Die Kostenentscheidung beruht hinsichtlich der Einkommensteuer 2004 auf § 135 Abs. 1 FGO.
Darüber hinaus waren den Klägern die Kosten auch bezüglich der unstreitigen Erledigung des Rechtsstreits zur Einkommensteuer 2003 aufzuerlegen. Wird der Rechtsstreit dadurch erledigt, das dem Antrag des Steuerpflichtigen durch eine Änderung entsprochen wird, sind die Kosten grundsätzlich der Behörde aufzuerlegen (§ 138 Abs. 2 Satz 1 FGO).
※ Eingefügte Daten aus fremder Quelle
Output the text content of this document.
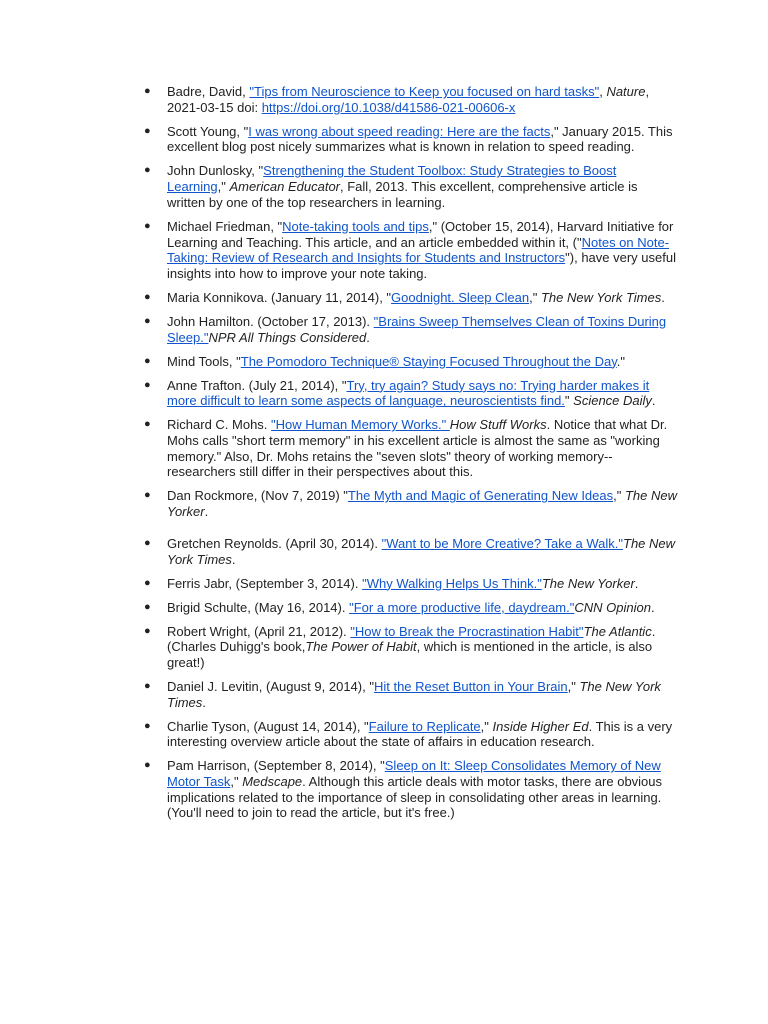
● Badre, David, "Tips from Neuroscience to Keep you focused on hard tasks", Nature, 2021-03-15 doi: https://doi.org/10.1038/d41586-021-00606-x
● Scott Young, "I was wrong about speed reading: Here are the facts," January 2015. This excellent blog post nicely summarizes what is known in relation to speed reading.
● John Dunlosky, "Strengthening the Student Toolbox: Study Strategies to Boost Learning," American Educator, Fall, 2013. This excellent, comprehensive article is written by one of the top researchers in learning.
● Michael Friedman, "Note-taking tools and tips," (October 15, 2014), Harvard Initiative for Learning and Teaching. This article, and an article embedded within it, ("Notes on Note-Taking: Review of Research and Insights for Students and Instructors"), have very useful insights into how to improve your note taking.
● Maria Konnikova. (January 11, 2014), "Goodnight. Sleep Clean," The New York Times.
● John Hamilton. (October 17, 2013). "Brains Sweep Themselves Clean of Toxins During Sleep."NPR All Things Considered.
● Mind Tools, "The Pomodoro Technique® Staying Focused Throughout the Day."
● Anne Trafton. (July 21, 2014), "Try, try again? Study says no: Trying harder makes it more difficult to learn some aspects of language, neuroscientists find." Science Daily.
● Richard C. Mohs. "How Human Memory Works." How Stuff Works. Notice that what Dr. Mohs calls "short term memory" in his excellent article is almost the same as "working memory." Also, Dr. Mohs retains the "seven slots" theory of working memory--researchers still differ in their perspectives about this.
● Dan Rockmore, (Nov 7, 2019) "The Myth and Magic of Generating New Ideas," The New Yorker.
● Gretchen Reynolds. (April 30, 2014). "Want to be More Creative? Take a Walk."The New York Times.
● Ferris Jabr, (September 3, 2014). "Why Walking Helps Us Think."The New Yorker.
● Brigid Schulte, (May 16, 2014). "For a more productive life, daydream."CNN Opinion.
● Robert Wright, (April 21, 2012). "How to Break the Procrastination Habit"The Atlantic. (Charles Duhigg's book,The Power of Habit, which is mentioned in the article, is also great!)
● Daniel J. Levitin, (August 9, 2014), "Hit the Reset Button in Your Brain," The New York Times.
● Charlie Tyson, (August 14, 2014), "Failure to Replicate," Inside Higher Ed. This is a very interesting overview article about the state of affairs in education research.
● Pam Harrison, (September 8, 2014), "Sleep on It: Sleep Consolidates Memory of New Motor Task," Medscape. Although this article deals with motor tasks, there are obvious implications related to the importance of sleep in consolidating other areas in learning. (You'll need to join to read the article, but it's free.)
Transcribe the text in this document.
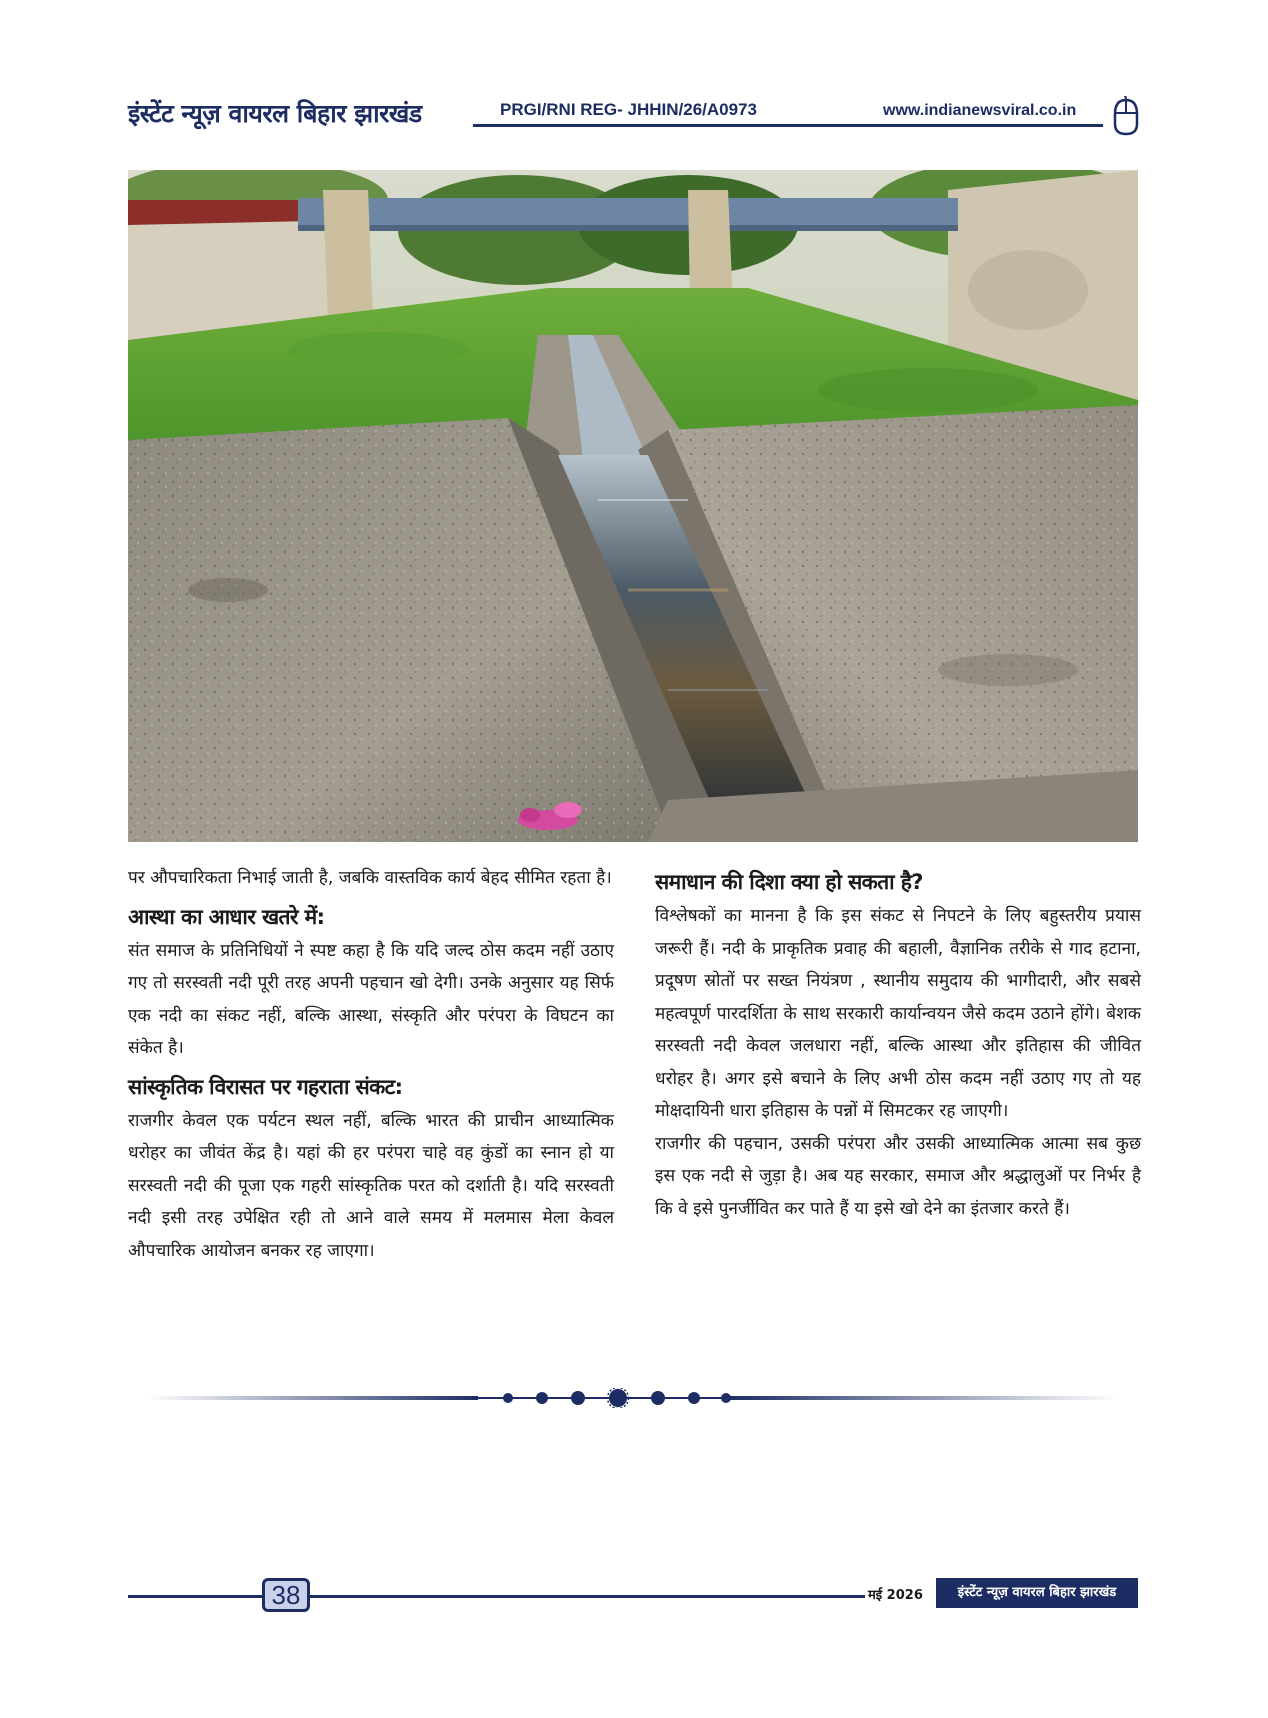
इंस्टेंट न्यूज़ वायरल बिहार झारखंड	PRGI/RNI REG- JHHIN/26/A0973	www.indianewsviral.co.in

पर औपचारिकता निभाई जाती है, जबकि वास्तविक कार्य बेहद सीमित रहता है।

आस्था का आधार खतरे में:

संत समाज के प्रतिनिधियों ने स्पष्ट कहा है कि यदि जल्द ठोस कदम नहीं उठाए गए तो सरस्वती नदी पूरी तरह अपनी पहचान खो देगी। उनके अनुसार यह सिर्फ एक नदी का संकट नहीं, बल्कि आस्था, संस्कृति और परंपरा के विघटन का संकेत है।

सांस्कृतिक विरासत पर गहराता संकट:

राजगीर केवल एक पर्यटन स्थल नहीं, बल्कि भारत की प्राचीन आध्यात्मिक धरोहर का जीवंत केंद्र है। यहां की हर परंपरा चाहे वह कुंडों का स्नान हो या सरस्वती नदी की पूजा एक गहरी सांस्कृतिक परत को दर्शाती है। यदि सरस्वती नदी इसी तरह उपेक्षित रही तो आने वाले समय में मलमास मेला केवल औपचारिक आयोजन बनकर रह जाएगा।

समाधान की दिशा क्या हो सकता है?

विश्लेषकों का मानना है कि इस संकट से निपटने के लिए बहुस्तरीय प्रयास जरूरी हैं। नदी के प्राकृतिक प्रवाह की बहाली, वैज्ञानिक तरीके से गाद हटाना, प्रदूषण स्रोतों पर सख्त नियंत्रण , स्थानीय समुदाय की भागीदारी, और सबसे महत्वपूर्ण पारदर्शिता के साथ सरकारी कार्यान्वयन जैसे कदम उठाने होंगे। बेशक सरस्वती नदी केवल जलधारा नहीं, बल्कि आस्था और इतिहास की जीवित धरोहर है। अगर इसे बचाने के लिए अभी ठोस कदम नहीं उठाए गए तो यह मोक्षदायिनी धारा इतिहास के पन्नों में सिमटकर रह जाएगी।

राजगीर की पहचान, उसकी परंपरा और उसकी आध्यात्मिक आत्मा सब कुछ इस एक नदी से जुड़ा है। अब यह सरकार, समाज और श्रद्धालुओं पर निर्भर है कि वे इसे पुनर्जीवित कर पाते हैं या इसे खो देने का इंतजार करते हैं।

38	मई 2026	इंस्टेंट न्यूज़ वायरल बिहार झारखंड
Die Kosten sind jedoch dem Kläger aufzuerlegen, wenn die abhelfende Verwaltungsentscheidung im Gerichtsverfahren auf Tatsachen beruht, die der Kläger früher hätte geltend machen können (§ 137 Satz 1 FGO). Dies ist vorliegend der Fall, weil die Kläger den von ihnen gegen die Steuerfestsetzung 2003 allein geltend gemachten Einwand der unzulässigen Hinzurechnung von Kindergeld erst im Klageverfahren vorgetragen haben. Die Anlage Kind zur Einkommensteuererklärung 2003 enthält hinsichtlich der Anfrage zum im Jahr 2003 gezahlten Kindergeld nur die Angabe „von Amts wegen einsetzen”. Zudem oblag den Klägern der Nachweis der Nichtzahlung im Rahmen der bis 2003 geltenden Gesetzesfassung (vgl. Glanegger in Schmidt, EStG, 23. Aufl., § 31 Rz. 30).
Die Revision wird wegen grundsätzlicher Bedeutung der Rechtssache zugelassen (§ 115 Abs. 2 Nr. 1 FGO).